Glycogen in stock fluctuates after the pasture growing season, with different factors affecting levels at different times of the year.
“We run into things such as mycotoxins at the end of summer (rye grass staggers), and then push into mineral deficiencies, such as low magnesium,” she said.
A recent MLA survey showed 60 per cent of Tasmanian beef producers reported rye grass staggers, Dr Loudon said.
“The toxins are impacting on production, but we can’t see it.”

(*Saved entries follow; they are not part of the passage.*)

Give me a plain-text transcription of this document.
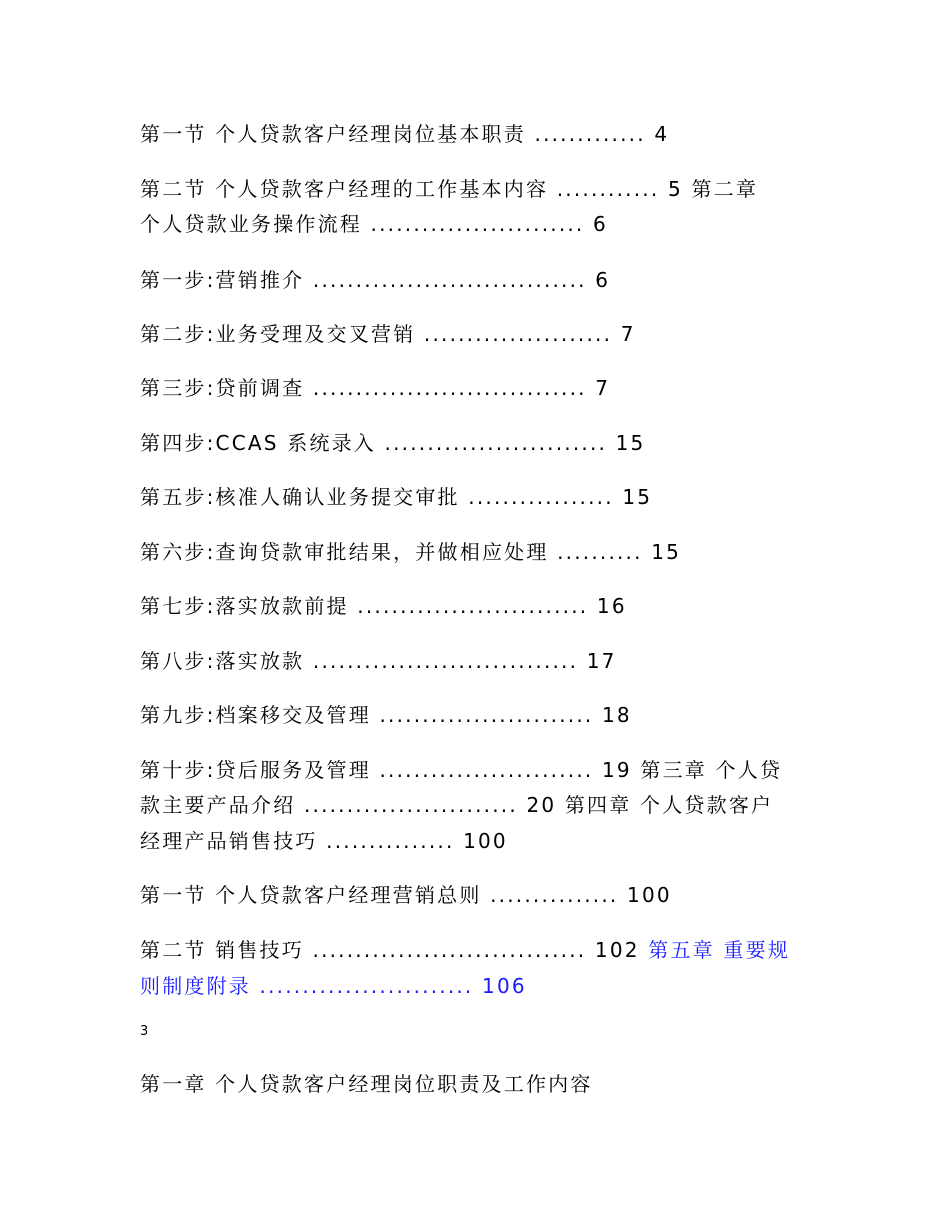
第一节 个人贷款客户经理岗位基本职责 ............. 4

第二节 个人贷款客户经理的工作基本内容 ............ 5 第二章

个人贷款业务操作流程 ......................... 6

第一步:营销推介 ................................ 6

第二步:业务受理及交叉营销 ...................... 7

第三步:贷前调查 ................................ 7

第四步:CCAS 系统录入 .......................... 15

第五步:核准人确认业务提交审批 ................. 15

第六步:查询贷款审批结果，并做相应处理 .......... 15

第七步:落实放款前提 ........................... 16

第八步:落实放款 ............................... 17

第九步:档案移交及管理 ......................... 18

第十步:贷后服务及管理 ......................... 19 第三章 个人贷

款主要产品介绍 ......................... 20 第四章 个人贷款客户

经理产品销售技巧 ............... 100

第一节 个人贷款客户经理营销总则 ............... 100

第二节 销售技巧 ................................ 102 第五章 重要规

则制度附录 ......................... 106

3

第一章 个人贷款客户经理岗位职责及工作内容
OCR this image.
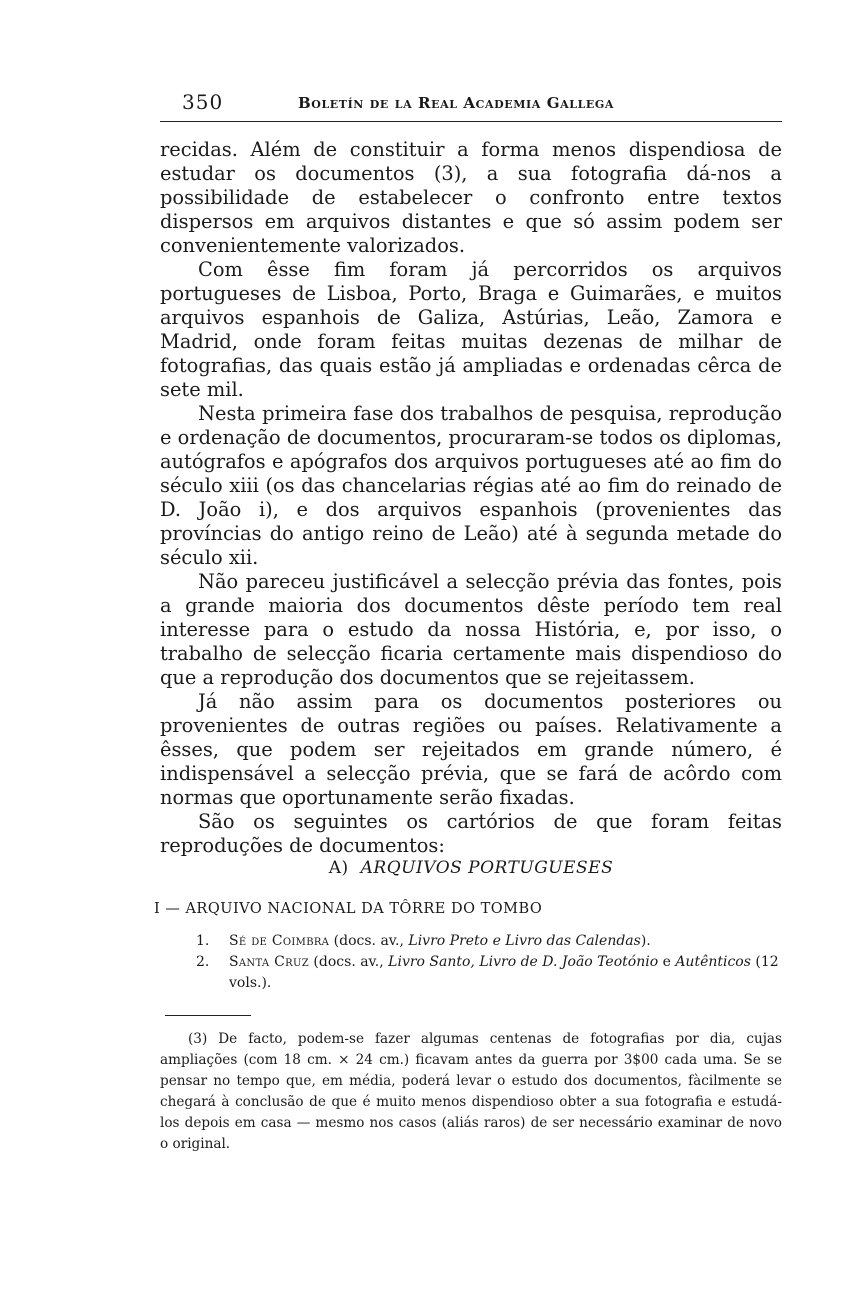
350	Boletín de la Real Academia Gallega

recidas. Além de constituir a forma menos dispendiosa de estudar os documentos (3), a sua fotografia dá-nos a possibilidade de estabelecer o confronto entre textos dispersos em arquivos distantes e que só assim podem ser convenientemente valorizados.

Com êsse fim foram já percorridos os arquivos portugueses de Lisboa, Porto, Braga e Guimarães, e muitos arquivos espanhois de Galiza, Astúrias, Leão, Zamora e Madrid, onde foram feitas muitas dezenas de milhar de fotografias, das quais estão já ampliadas e ordenadas cêrca de sete mil.

Nesta primeira fase dos trabalhos de pesquisa, reprodução e ordenação de documentos, procuraram-se todos os diplomas, autógrafos e apógrafos dos arquivos portugueses até ao fim do século xiii (os das chancelarias régias até ao fim do reinado de D. João i), e dos arquivos espanhois (provenientes das províncias do antigo reino de Leão) até à segunda metade do século xii.

Não pareceu justificável a selecção prévia das fontes, pois a grande maioria dos documentos dêste período tem real interesse para o estudo da nossa História, e, por isso, o trabalho de selecção ficaria certamente mais dispendioso do que a reprodução dos documentos que se rejeitassem.

Já não assim para os documentos posteriores ou provenientes de outras regiões ou países. Relativamente a êsses, que podem ser rejeitados em grande número, é indispensável a selecção prévia, que se fará de acôrdo com normas que oportunamente serão fixadas.

São os seguintes os cartórios de que foram feitas reproduções de documentos:

A) ARQUIVOS PORTUGUESES
I — ARQUIVO NACIONAL DA TÔRRE DO TOMBO

1. Sé de Coimbra (docs. av., Livro Preto e Livro das Calendas).

2. Santa Cruz (docs. av., Livro Santo, Livro de D. João Teotónio e Autênticos (12 vols.).

(3) De facto, podem-se fazer algumas centenas de fotografias por dia, cujas ampliações (com 18 cm. × 24 cm.) ficavam antes da guerra por 3$00 cada uma. Se se pensar no tempo que, em média, poderá levar o estudo dos documentos, fàcilmente se chegará à conclusão de que é muito menos dispendioso obter a sua fotografia e estudá-los depois em casa — mesmo nos casos (aliás raros) de ser necessário examinar de novo o original.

“We’ve reduced the risk of infectious disease and metabolic diseases and now we’re seeing the greater effects of the mycotoxins,” she said.
Mycotoxins can cause gastrointestinal disorders, heat stress and lameness, but from a dark cutting perspective they cause muscle convulsions, reduced feed intake and efficiency, which affects glycogen storage.
Dr Loudon and her colleagues ran an experiment on King Island in 2015 to survey animal management environmental factors.
Blood and liver samples were taken on farm and at slaughter and pastures sampled for mineral quality and mycotoxin concentration.
“One of the major results of our experiment was that pasture magnesium concentration was an important risk factor for dark cutting,” Dr Loudon said.
“More pasture magnesium and we can reduce the dark cutting percentage.”